The aim is to create a Travelling Performing Arts Pavilion that brings the excitement, entertainment and upliftment of our rich and diverse cultural heritage to all South Africans.

The basic idea was formulated after researching schemes similar in nature. The underlying concept is that the building must not impose on the community; that it must have minimal impact on sensitive sites; that it must be flexible; that it must be lightweight in construction; that it must embody experience and that it must bring about interaction and participation of people and activities.

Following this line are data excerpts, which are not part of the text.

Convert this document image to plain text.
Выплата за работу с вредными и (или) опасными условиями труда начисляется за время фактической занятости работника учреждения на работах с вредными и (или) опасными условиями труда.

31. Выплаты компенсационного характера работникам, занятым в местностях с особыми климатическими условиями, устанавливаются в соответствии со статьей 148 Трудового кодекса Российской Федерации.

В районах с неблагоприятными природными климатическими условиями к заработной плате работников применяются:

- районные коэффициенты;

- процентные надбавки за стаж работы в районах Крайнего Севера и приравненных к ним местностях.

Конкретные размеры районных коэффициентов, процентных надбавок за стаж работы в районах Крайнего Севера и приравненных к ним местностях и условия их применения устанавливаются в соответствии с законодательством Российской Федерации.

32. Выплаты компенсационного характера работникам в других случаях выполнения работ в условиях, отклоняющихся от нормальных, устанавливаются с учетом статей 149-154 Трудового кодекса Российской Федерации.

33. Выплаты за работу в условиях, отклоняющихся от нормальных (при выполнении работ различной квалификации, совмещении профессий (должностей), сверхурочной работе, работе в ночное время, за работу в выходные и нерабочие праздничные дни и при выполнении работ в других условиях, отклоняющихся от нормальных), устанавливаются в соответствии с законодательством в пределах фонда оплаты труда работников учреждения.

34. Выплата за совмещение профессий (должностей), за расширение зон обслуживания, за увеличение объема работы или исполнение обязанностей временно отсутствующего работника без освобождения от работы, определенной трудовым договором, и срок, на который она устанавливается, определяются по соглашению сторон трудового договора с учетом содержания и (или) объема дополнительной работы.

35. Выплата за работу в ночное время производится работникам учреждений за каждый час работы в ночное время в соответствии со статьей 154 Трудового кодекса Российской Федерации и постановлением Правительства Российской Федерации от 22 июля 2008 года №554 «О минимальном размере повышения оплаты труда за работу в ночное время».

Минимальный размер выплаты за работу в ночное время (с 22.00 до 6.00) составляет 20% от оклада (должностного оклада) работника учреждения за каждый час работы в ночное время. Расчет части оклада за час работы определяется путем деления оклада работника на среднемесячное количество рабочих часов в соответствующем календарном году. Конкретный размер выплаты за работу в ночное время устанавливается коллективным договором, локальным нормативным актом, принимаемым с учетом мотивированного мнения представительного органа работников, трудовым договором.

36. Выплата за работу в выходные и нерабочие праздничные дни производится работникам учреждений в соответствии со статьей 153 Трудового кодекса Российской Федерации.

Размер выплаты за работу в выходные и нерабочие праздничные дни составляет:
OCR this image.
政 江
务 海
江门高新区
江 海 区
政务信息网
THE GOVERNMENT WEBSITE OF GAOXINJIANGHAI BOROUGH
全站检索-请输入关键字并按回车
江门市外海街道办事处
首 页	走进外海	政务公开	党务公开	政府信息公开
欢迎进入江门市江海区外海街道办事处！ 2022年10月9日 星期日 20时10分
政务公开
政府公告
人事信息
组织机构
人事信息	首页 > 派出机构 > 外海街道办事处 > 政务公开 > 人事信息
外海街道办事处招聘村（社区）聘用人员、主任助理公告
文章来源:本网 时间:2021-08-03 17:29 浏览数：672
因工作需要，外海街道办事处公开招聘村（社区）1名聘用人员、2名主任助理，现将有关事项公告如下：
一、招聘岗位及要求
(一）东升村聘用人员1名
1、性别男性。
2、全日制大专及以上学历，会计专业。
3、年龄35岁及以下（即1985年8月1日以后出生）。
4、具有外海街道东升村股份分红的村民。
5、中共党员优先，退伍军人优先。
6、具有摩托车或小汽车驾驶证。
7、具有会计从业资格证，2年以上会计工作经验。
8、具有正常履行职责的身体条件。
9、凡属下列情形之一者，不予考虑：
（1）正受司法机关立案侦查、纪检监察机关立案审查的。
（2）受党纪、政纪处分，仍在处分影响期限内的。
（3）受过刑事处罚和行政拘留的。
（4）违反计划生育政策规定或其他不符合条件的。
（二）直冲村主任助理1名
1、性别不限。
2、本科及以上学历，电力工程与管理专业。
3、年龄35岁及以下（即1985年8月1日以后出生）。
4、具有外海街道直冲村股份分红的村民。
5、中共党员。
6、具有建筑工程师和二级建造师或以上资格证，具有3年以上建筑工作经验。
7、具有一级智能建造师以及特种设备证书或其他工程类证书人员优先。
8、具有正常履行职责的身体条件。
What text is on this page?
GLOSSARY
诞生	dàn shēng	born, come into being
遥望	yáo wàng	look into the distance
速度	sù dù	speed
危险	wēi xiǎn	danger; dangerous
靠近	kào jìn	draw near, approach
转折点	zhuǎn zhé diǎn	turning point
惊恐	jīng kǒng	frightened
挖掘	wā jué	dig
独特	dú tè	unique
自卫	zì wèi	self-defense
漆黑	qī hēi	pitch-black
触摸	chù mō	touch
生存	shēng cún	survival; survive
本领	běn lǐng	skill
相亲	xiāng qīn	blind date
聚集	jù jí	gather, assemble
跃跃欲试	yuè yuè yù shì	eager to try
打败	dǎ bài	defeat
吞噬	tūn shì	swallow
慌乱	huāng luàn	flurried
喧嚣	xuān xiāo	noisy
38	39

Factors determining the design of the pavilion where such as materials (strong, durable and light enough for easy transportation and assembly), construction time, transportation (the structure will be transported by road in a number of sections, each not exceeding a length of 12,5m and a width of 2,5m) and size (the size is mainly determined by the seating capacity, the type of production and volume required, and whether the facility is to cater for other uses).

Melanie Alston


Final year thesis design.

The student recognized that while local and regional authorities and other instances are placing the emphasis for development and upliftment on housing, job creation, health services, education and other economic needs, very little is done about the arts in South African society. In order to determine the extent of this void she undertook extensive field research and discovered there exists ample opportunity in this respect for breaking down barriers, to reach out and celebrate the unique, diverse and dynamic qualities of her society.

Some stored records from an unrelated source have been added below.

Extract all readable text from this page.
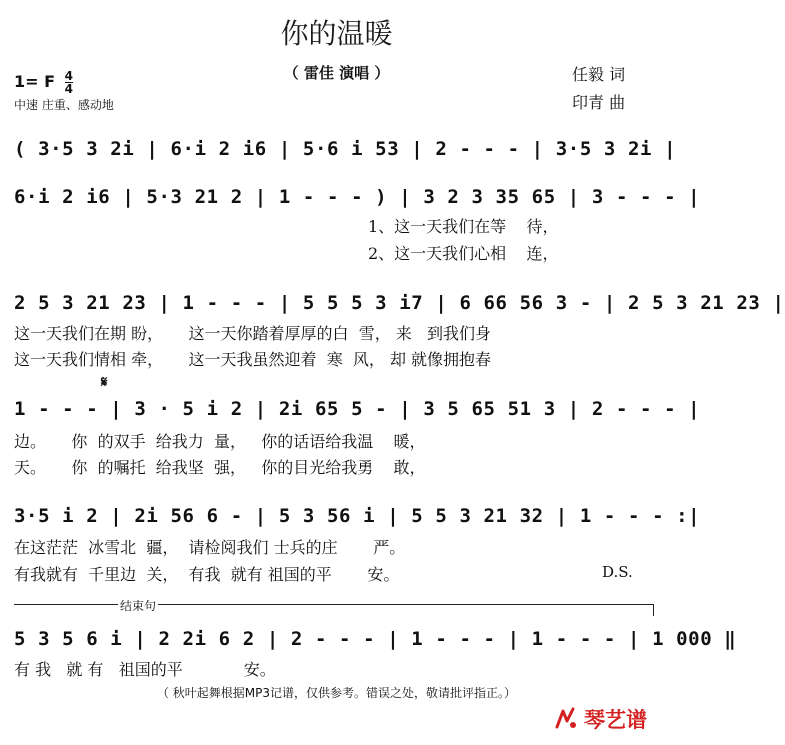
你的温暖
（ 雷佳 演唱 ）
1= F $\frac{4}{4}$
中速 庄重、感动地
任毅 词
印青 曲
( 3·5 3 2i | 6·i 2 i6 | 5·6 i 53 | 2 - - - | 3·5 3 2i |
6·i 2 i6 | 5·3 21 2 | 1 - - - ) | 3 2 3 35 65 | 3 - - - |
1、这一天我们在等    待，
2、这一天我们心相    连，
2 5 3 21 23 | 1 - - - | 5 5 5 3 i7 | 6 66 56 3 - | 2 5 3 21 23 |
这一天我们在期 盼，     这一天你踏着厚厚的白  雪， 来   到我们身
这一天我们情相 牵，     这一天我虽然迎着  寒  风， 却 就像拥抱春
𝄋
1 - - - | 3 · 5 i 2 | 2i 65 5 - | 3 5 65 51 3 | 2 - - - |
边。     你  的双手  给我力  量，   你的话语给我温    暖，
天。     你  的嘱托  给我坚  强，   你的目光给我勇    敢，
3·5 i 2 | 2i 56 6 - | 5 3 56 i | 5 5 3 21 32 | 1 - - - :|
在这茫茫  冰雪北  疆，  请检阅我们 士兵的庄       严。
有我就有  千里边  关，  有我  就有 祖国的平       安。	D.S.
结束句
5 3 5 6 i | 2 2i 6 2 | 2 - - - | 1 - - - | 1 - - - | 1 000 ‖
有 我   就 有   祖国的平            安。
（ 秋叶起舞根据MP3记谱，仅供参考。错误之处，敬请批评指正。）
琴艺谱
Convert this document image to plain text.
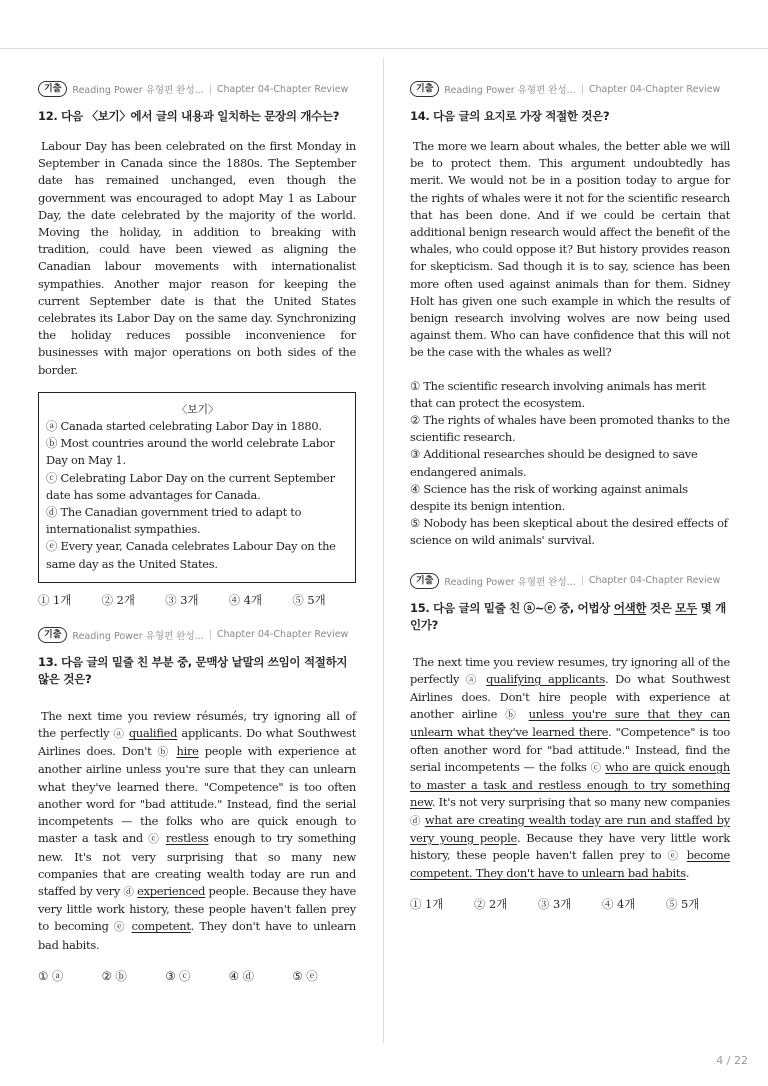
기출	Reading Power 유형편 완성... | Chapter 04-Chapter Review
12. 다음 〈보기〉에서 글의 내용과 일치하는 문장의 개수는?
Labour Day has been celebrated on the first Monday in September in Canada since the 1880s. The September date has remained unchanged, even though the government was encouraged to adopt May 1 as Labour Day, the date celebrated by the majority of the world. Moving the holiday, in addition to breaking with tradition, could have been viewed as aligning the Canadian labour movements with internationalist sympathies. Another major reason for keeping the current September date is that the United States celebrates its Labor Day on the same day. Synchronizing the holiday reduces possible inconvenience for businesses with major operations on both sides of the border.
〈보기〉
ⓐ Canada started celebrating Labor Day in 1880.
ⓑ Most countries around the world celebrate Labor Day on May 1.
ⓒ Celebrating Labor Day on the current September date has some advantages for Canada.
ⓓ The Canadian government tried to adapt to internationalist sympathies.
ⓔ Every year, Canada celebrates Labour Day on the same day as the United States.
① 1개	② 2개	③ 3개	④ 4개	⑤ 5개
기출	Reading Power 유형편 완성... | Chapter 04-Chapter Review
13. 다음 글의 밑줄 친 부분 중, 문맥상 낱말의 쓰임이 적절하지
않은 것은?
The next time you review résumés, try ignoring all of the perfectly ⓐ qualified applicants. Do what Southwest Airlines does. Don't ⓑ hire people with experience at another airline unless you're sure that they can unlearn what they've learned there. "Competence" is too often another word for "bad attitude." Instead, find the serial incompetents — the folks who are quick enough to master a task and ⓒ restless enough to try something new. It's not very surprising that so many new companies that are creating wealth today are run and staffed by very ⓓ experienced people. Because they have very little work history, these people haven't fallen prey to becoming ⓔ competent. They don't have to unlearn bad habits.
① ⓐ	② ⓑ	③ ⓒ	④ ⓓ	⑤ ⓔ
기출	Reading Power 유형편 완성... | Chapter 04-Chapter Review
14. 다음 글의 요지로 가장 적절한 것은?
The more we learn about whales, the better able we will be to protect them. This argument undoubtedly has merit. We would not be in a position today to argue for the rights of whales were it not for the scientific research that has been done. And if we could be certain that additional benign research would affect the benefit of the whales, who could oppose it? But history provides reason for skepticism. Sad though it is to say, science has been more often used against animals than for them. Sidney Holt has given one such example in which the results of benign research involving wolves are now being used against them. Who can have confidence that this will not be the case with the whales as well?
① The scientific research involving animals has merit that can protect the ecosystem.
② The rights of whales have been promoted thanks to the scientific research.
③ Additional researches should be designed to save endangered animals.
④ Science has the risk of working against animals despite its benign intention.
⑤ Nobody has been skeptical about the desired effects of science on wild animals' survival.
기출	Reading Power 유형편 완성... | Chapter 04-Chapter Review
15. 다음 글의 밑줄 친 ⓐ~ⓔ 중, 어법상 어색한 것은 모두 몇 개인가?
The next time you review resumes, try ignoring all of the perfectly ⓐ qualifying applicants. Do what Southwest Airlines does. Don't hire people with experience at another airline ⓑ unless you're sure that they can unlearn what they've learned there. "Competence" is too often another word for "bad attitude." Instead, find the serial incompetents — the folks ⓒ who are quick enough to master a task and restless enough to try something new. It's not very surprising that so many new companies ⓓ what are creating wealth today are run and staffed by very young people. Because they have very little work history, these people haven't fallen prey to ⓔ become competent. They don't have to unlearn bad habits.
① 1개	② 2개	③ 3개	④ 4개	⑤ 5개
4 / 22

Her project, the Rainbow People's Travelling Performing Arts Pavilion required a number of functional components, deployable and demountable, in order to be transported to any suitable designated site. The building will be transported by road in a number of sections, each not exceeding a length of 12,5m, as required by the Transport Act.

The brief includes:
* An enclosed performance space, comprising stage and auditorium, capable of flexible seating arrangements.
* An open air performance space.
* An enclosed/semi-enclosed public assembly space comprising a foyer, coffee bars, reataurant and kitchen, as well as ablution facilities.
* Service spaces to include performers' accommodation, storage and maintenance, production and administration.
* Portable services.

A 'Kit of Parts' of different elements was developed in the design process, to be used together or separately as needed by the performers or the community and as dictated by the specific site, the time available for assembling and dismantling the parts, the funds available and the specific climate of a particular region. For the purposes of the thesis three different sites were selected according to criteria of exposure, reinforcement/clustering, association with existing public spaces, accessibility and geographical and physical limits.

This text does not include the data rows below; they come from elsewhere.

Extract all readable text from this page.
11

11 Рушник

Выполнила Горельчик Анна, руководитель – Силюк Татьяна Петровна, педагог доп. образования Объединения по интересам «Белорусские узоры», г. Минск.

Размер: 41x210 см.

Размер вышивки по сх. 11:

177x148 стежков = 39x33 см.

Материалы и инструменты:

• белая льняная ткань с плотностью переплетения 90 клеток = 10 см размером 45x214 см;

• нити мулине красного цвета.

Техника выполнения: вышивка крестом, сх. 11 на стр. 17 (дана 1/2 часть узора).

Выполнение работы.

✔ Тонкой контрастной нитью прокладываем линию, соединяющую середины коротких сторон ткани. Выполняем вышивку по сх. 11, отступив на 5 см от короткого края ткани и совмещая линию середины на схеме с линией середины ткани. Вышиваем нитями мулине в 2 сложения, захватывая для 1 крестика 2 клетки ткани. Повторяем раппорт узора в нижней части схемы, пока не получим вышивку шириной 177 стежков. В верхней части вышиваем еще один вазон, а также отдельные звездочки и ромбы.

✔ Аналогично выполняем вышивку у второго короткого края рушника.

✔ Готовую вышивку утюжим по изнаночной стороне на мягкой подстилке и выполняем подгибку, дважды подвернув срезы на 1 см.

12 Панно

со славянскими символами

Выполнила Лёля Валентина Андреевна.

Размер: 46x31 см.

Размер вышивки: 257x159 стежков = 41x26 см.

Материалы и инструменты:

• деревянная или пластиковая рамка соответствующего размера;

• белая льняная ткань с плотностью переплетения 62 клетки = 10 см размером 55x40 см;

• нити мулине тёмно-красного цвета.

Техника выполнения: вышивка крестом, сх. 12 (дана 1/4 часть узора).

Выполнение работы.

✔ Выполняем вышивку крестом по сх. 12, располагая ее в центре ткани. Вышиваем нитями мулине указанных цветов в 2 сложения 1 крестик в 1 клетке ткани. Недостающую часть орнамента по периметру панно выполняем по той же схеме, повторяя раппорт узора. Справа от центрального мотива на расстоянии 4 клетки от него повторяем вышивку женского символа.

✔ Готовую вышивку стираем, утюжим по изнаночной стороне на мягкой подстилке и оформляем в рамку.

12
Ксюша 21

The structure of the pavilion and the various compounts is innovative and carefully thought through in the overall design, the detail design and all structural aspects. The architectural presentation is of a very high order.

The project responds more than adequately to current voids in the cultural development of communities in the country, especially in the deprived rural areas. It offers multi-faceted opportunity for self-expression, fulfillment and upliftment in a unique architectural context.